Ping sweeps and ports scans are a common ways for hackers to probe a network and attempt to break into it. Although network probes are technically not intrusions themselves, they should not be taken lightly—they may lead to actual intrusions in the future. In the information that follows, I will provide a standard definition of a ping sweep and port scan, the possible uses of the two, and the prevention methods which are in place in our company to combat ping sweeps and port scans of our network by would be attackers.According to Whatis.
com, a ping sweep is a basic networking scanning technique used to determine which range of IP addresses are mapped to active computers. During a ping sweep, Internet Control Message Protocol (ICMP) Echo requests are sent to many computers, which determines which are active and which are not ("What is ping sweep (ICMP sweep)? - Definition from Whatis. com," n. d. ). If a given address is active, it will return an ICMP Echo reply and the attacker will then focus on those machines.
Hackers are not the only ones who perform ping sweeps. I use ping sweeps to find out which machines are active on the network for diagnostics reasons and our ISP (Internet Service Provider) uses automated ping operations to monitor their connection. Disabling the ICMP protocol is one option to prevent ping sweeps; however, doing so may cause problems with our ISP leading them to think that the connection is not functioning because their monitoring software tells them that the connection is down.Another consideration is that some of our software makes use of ping operations for their normal functioning as well, and these may believe that our computers are no longer responding if the ICMP is disabled. The solution to this situation is permitting ICMP only to a given computer or IP range. For example, we contacted our ISP and confirmed the IP addresses of the monitoring machines they are using, and then used the IP addresses to create an allow rule in our firewall for the ICMP protocol, which should solve the problem because our computers will respond to ICMP ECHO commands from our ISP, but not for everyone else.

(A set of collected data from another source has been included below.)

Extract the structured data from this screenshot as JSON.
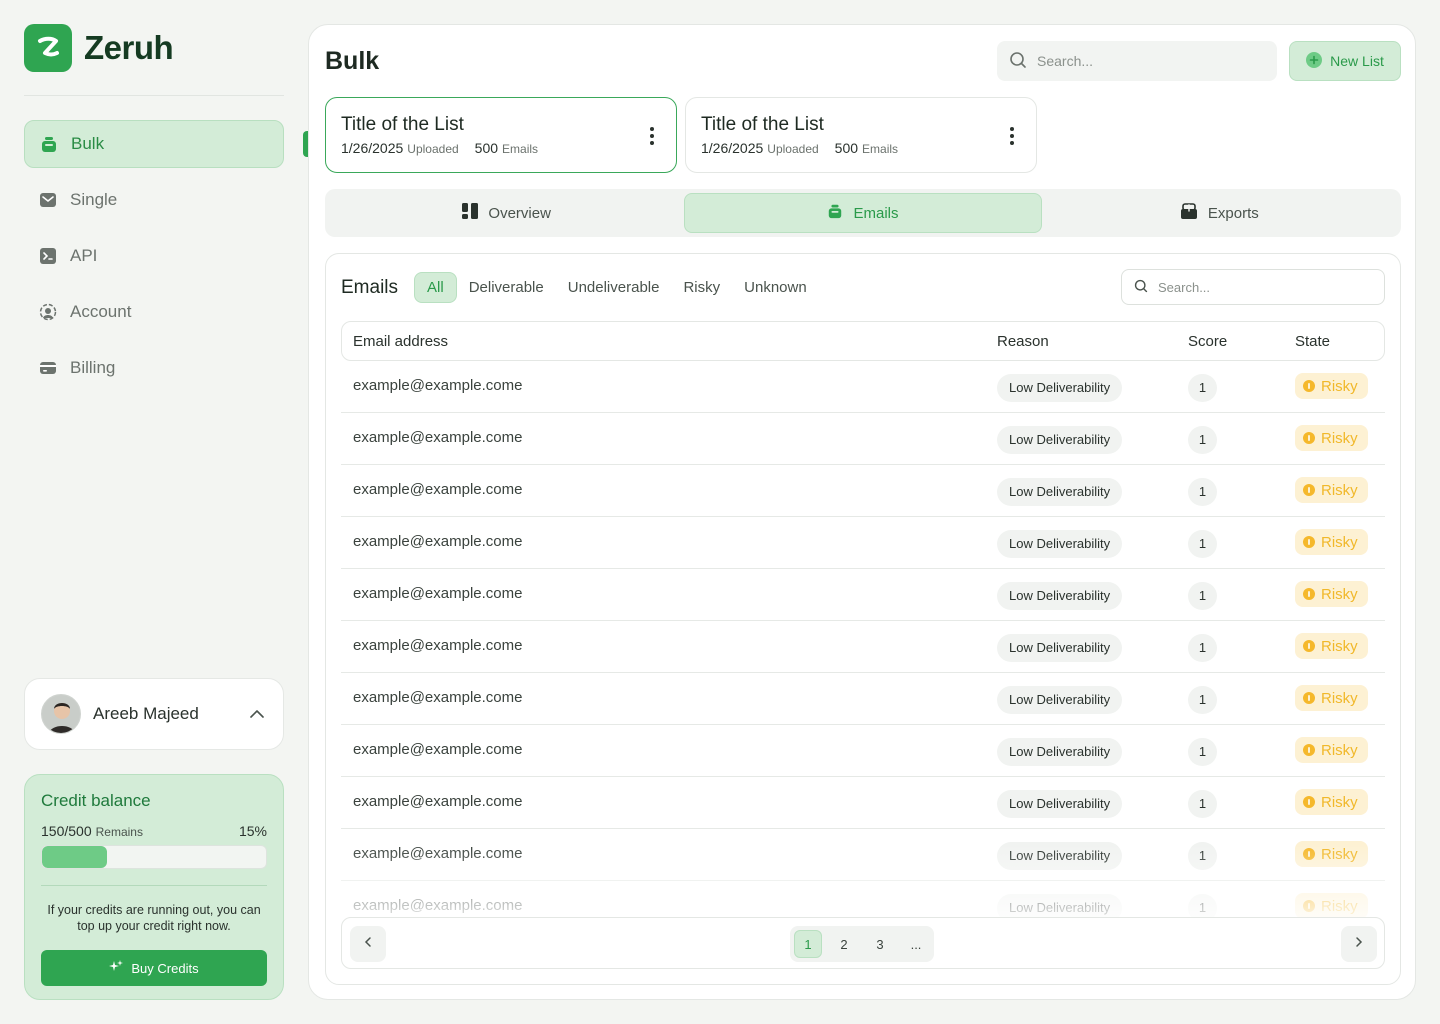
{
  "brand": {
    "name": "Zeruh",
    "accent": "#2fa551"
  },
  "sidebar": {
    "items": [
      {
        "label": "Bulk",
        "icon": "bag-icon",
        "active": true
      },
      {
        "label": "Single",
        "icon": "mail-icon",
        "active": false
      },
      {
        "label": "API",
        "icon": "terminal-icon",
        "active": false
      },
      {
        "label": "Account",
        "icon": "account-icon",
        "active": false
      },
      {
        "label": "Billing",
        "icon": "card-icon",
        "active": false
      }
    ]
  },
  "user": {
    "name": "Areeb Majeed"
  },
  "credit": {
    "title": "Credit balance",
    "used": "150",
    "total": "/500",
    "remains_label": "Remains",
    "percent_label": "15%",
    "progress": 0.29,
    "note": "If your credits are running out, you can top up your credit right now.",
    "buy_label": "Buy Credits"
  },
  "header": {
    "title": "Bulk",
    "search_placeholder": "Search...",
    "new_list_label": "New List"
  },
  "lists": [
    {
      "title": "Title of the List",
      "date": "1/26/2025",
      "uploaded_label": "Uploaded",
      "count": "500",
      "count_label": "Emails",
      "active": true
    },
    {
      "title": "Title of the List",
      "date": "1/26/2025",
      "uploaded_label": "Uploaded",
      "count": "500",
      "count_label": "Emails",
      "active": false
    }
  ],
  "tabs": [
    {
      "label": "Overview",
      "icon": "overview-icon",
      "active": false
    },
    {
      "label": "Emails",
      "icon": "bag-icon",
      "active": true
    },
    {
      "label": "Exports",
      "icon": "export-icon",
      "active": false
    }
  ],
  "emails": {
    "label": "Emails",
    "filters": [
      "All",
      "Deliverable",
      "Undeliverable",
      "Risky",
      "Unknown"
    ],
    "active_filter": "All",
    "search_placeholder": "Search...",
    "columns": [
      "Email address",
      "Reason",
      "Score",
      "State"
    ],
    "rows": [
      {
        "email": "example@example.come",
        "reason": "Low Deliverability",
        "score": "1",
        "state": "Risky"
      },
      {
        "email": "example@example.come",
        "reason": "Low Deliverability",
        "score": "1",
        "state": "Risky"
      },
      {
        "email": "example@example.come",
        "reason": "Low Deliverability",
        "score": "1",
        "state": "Risky"
      },
      {
        "email": "example@example.come",
        "reason": "Low Deliverability",
        "score": "1",
        "state": "Risky"
      },
      {
        "email": "example@example.come",
        "reason": "Low Deliverability",
        "score": "1",
        "state": "Risky"
      },
      {
        "email": "example@example.come",
        "reason": "Low Deliverability",
        "score": "1",
        "state": "Risky"
      },
      {
        "email": "example@example.come",
        "reason": "Low Deliverability",
        "score": "1",
        "state": "Risky"
      },
      {
        "email": "example@example.come",
        "reason": "Low Deliverability",
        "score": "1",
        "state": "Risky"
      },
      {
        "email": "example@example.come",
        "reason": "Low Deliverability",
        "score": "1",
        "state": "Risky"
      },
      {
        "email": "example@example.come",
        "reason": "Low Deliverability",
        "score": "1",
        "state": "Risky"
      },
      {
        "email": "example@example.come",
        "reason": "Low Deliverability",
        "score": "1",
        "state": "Risky"
      }
    ]
  },
  "pagination": {
    "pages": [
      "1",
      "2",
      "3",
      "..."
    ],
    "current": "1"
  }
}
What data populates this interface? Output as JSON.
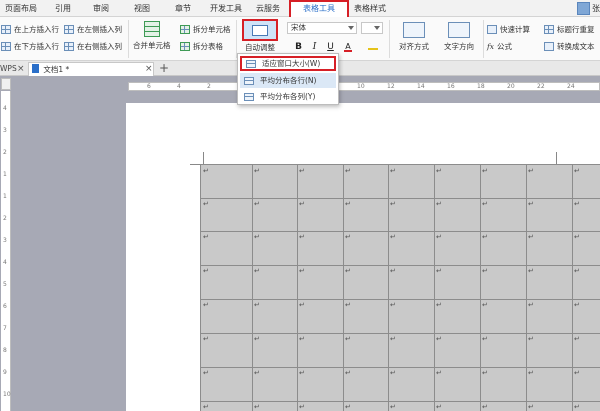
{
  "ribbon_tabs": [
    {
      "label": "页面布局"
    },
    {
      "label": "引用"
    },
    {
      "label": "审阅"
    },
    {
      "label": "视图"
    },
    {
      "label": "章节"
    },
    {
      "label": "开发工具"
    },
    {
      "label": "云服务"
    },
    {
      "label": "表格工具"
    },
    {
      "label": "表格样式"
    }
  ],
  "active_tab": "表格工具",
  "user": {
    "name": "张"
  },
  "ribbon": {
    "insert_above": "在上方插入行",
    "insert_left": "在左侧插入列",
    "insert_below": "在下方插入行",
    "insert_right": "在右侧插入列",
    "merge_cells": "合并单元格",
    "split_cells": "拆分单元格",
    "split_table": "拆分表格",
    "autofit": "自动调整",
    "font_name": "宋体",
    "bold": "B",
    "italic": "I",
    "underline": "U",
    "align": "对齐方式",
    "text_direction": "文字方向",
    "quick_calc": "快速计算",
    "formula": "公式",
    "repeat_header": "标题行重复",
    "convert_text": "转换成文本"
  },
  "doc_tabs": {
    "wps": "WPS",
    "doc_name": "文档1 *",
    "close_glyph": "×",
    "new_tab_glyph": "+"
  },
  "autofit_menu": [
    {
      "label": "适应窗口大小(W)"
    },
    {
      "label": "平均分布各行(N)"
    },
    {
      "label": "平均分布各列(Y)"
    }
  ],
  "ruler": {
    "h_numbers": [
      "6",
      "4",
      "2",
      "2",
      "4",
      "6",
      "8",
      "10",
      "12",
      "14",
      "16",
      "18",
      "20",
      "22",
      "24"
    ],
    "v_numbers": [
      "4",
      "3",
      "2",
      "1",
      "1",
      "2",
      "3",
      "4",
      "5",
      "6",
      "7",
      "8",
      "9",
      "10"
    ]
  },
  "table": {
    "paragraph_mark": "↵"
  },
  "colors": {
    "accent_blue": "#2a6fc9",
    "highlight_red": "#d61f26",
    "table_fill": "#c9c9c9",
    "canvas": "#a7a9b5"
  }
}
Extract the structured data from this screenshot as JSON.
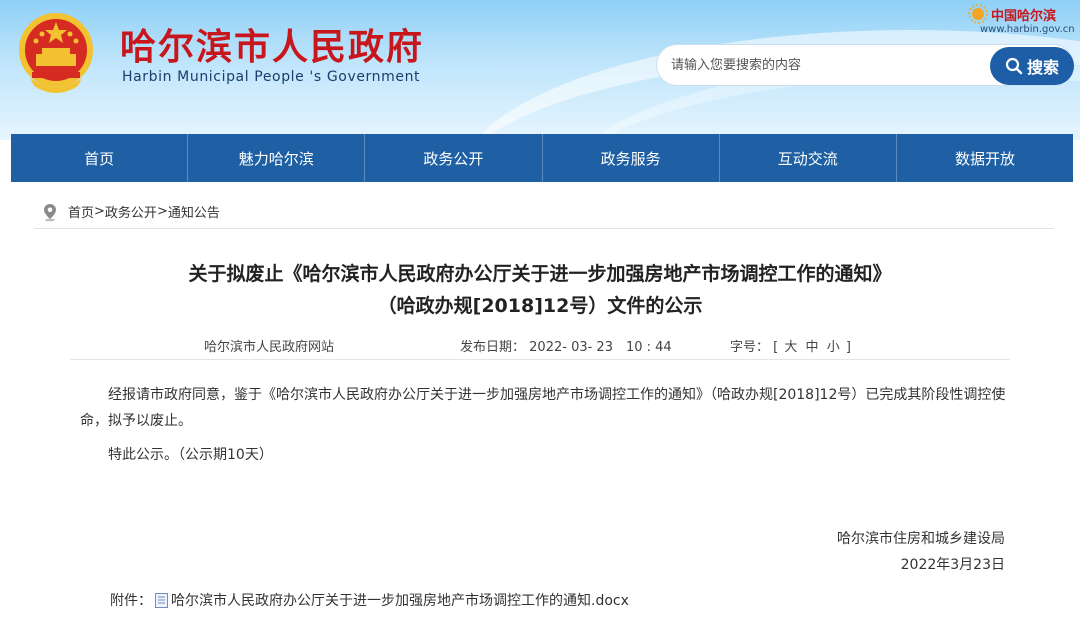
{
  "header": {
    "site_title": "哈尔滨市人民政府",
    "site_subtitle": "Harbin Municipal People 's Government",
    "brand_text": "中国哈尔滨",
    "brand_url": "www.harbin.gov.cn",
    "search_placeholder": "请输入您要搜索的内容",
    "search_button": "搜索"
  },
  "nav": {
    "items": [
      "首页",
      "魅力哈尔滨",
      "政务公开",
      "政务服务",
      "互动交流",
      "数据开放"
    ]
  },
  "breadcrumb": {
    "items": [
      "首页",
      "政务公开",
      "通知公告"
    ],
    "separator": ">"
  },
  "article": {
    "title_line1": "关于拟废止《哈尔滨市人民政府办公厅关于进一步加强房地产市场调控工作的通知》",
    "title_line2": "（哈政办规[2018]12号）文件的公示",
    "source": "哈尔滨市人民政府网站",
    "date_label": "发布日期：",
    "date_value": "2022- 03- 23　10 : 44",
    "fontsize_label": "字号：",
    "fontsize_open": "[",
    "fontsize_large": "大",
    "fontsize_medium": "中",
    "fontsize_small": "小",
    "fontsize_close": "]",
    "paragraph1": "经报请市政府同意，鉴于《哈尔滨市人民政府办公厅关于进一步加强房地产市场调控工作的通知》（哈政办规[2018]12号）已完成其阶段性调控使命，拟予以废止。",
    "paragraph2": "特此公示。（公示期10天）",
    "signer": "哈尔滨市住房和城乡建设局",
    "sign_date": "2022年3月23日",
    "attachment_label": "附件：",
    "attachment_name": "哈尔滨市人民政府办公厅关于进一步加强房地产市场调控工作的通知.docx"
  },
  "colors": {
    "brand_red": "#c8161d",
    "nav_blue": "#1f5fa3",
    "search_blue": "#1d5ea6"
  },
  "icons": {
    "emblem": "national-emblem-icon",
    "search": "search-icon",
    "location": "location-pin-icon",
    "document": "document-icon"
  }
}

Port scans are another tool used by hackers to break a network. Attackers use port scanning to discover services they can break into because machines that are connected to a Local Area Network or Internet run many services that listen at well-known ports. The general objective of a port scan is to map out the system's operating system and the applications and services it is running. A hacker can then test for vulnerabilities within the applications and plan an attack ("Port Scanning," n. d.
). Port scanners are software that identify which ports and services are open on an Internet-connected device ("How to protect against port scans," n. d. ).The scanner sends a connection request to the target computer on all 65536 ports, and records which ports respond and how.
The type of response received indicates whether the port is in use. I use this software to verify the security policies of the network, as well as network inventory, managing service upgrade schedules, and monitoring host or service uptime. Our network currently has a network intrusion detection system (NIDS) which inspects all inbound and outbound network activity and identifies suspicious patterns that may indicate a network or system attack from someone attempting to break into or compromise the system.The NIDS will document all attempted attacks in a log and will also send an alert to the console regarding the attack. Our NIDS is configured inside of the firewall wall, so it will monitor attacks that penetrate the firewall as well as internal attacks.
I feel confident that the processes that we have in place are more than adequate to protect our network from ping sweeps and port scan attacks.Utilizing both the restrictive ICMP rules set up in our firewall to monitor ping activity and the Network Intrusion Detection System to monitor port scanning activity are recognized in the industry as "Best Practices". I will continue to stay on top of the current advances in this technology and implement all safeguards which are necessary to protect our network and the information which it contains. I will remain diligent and apprise you of any new developments which may affect the security of the network.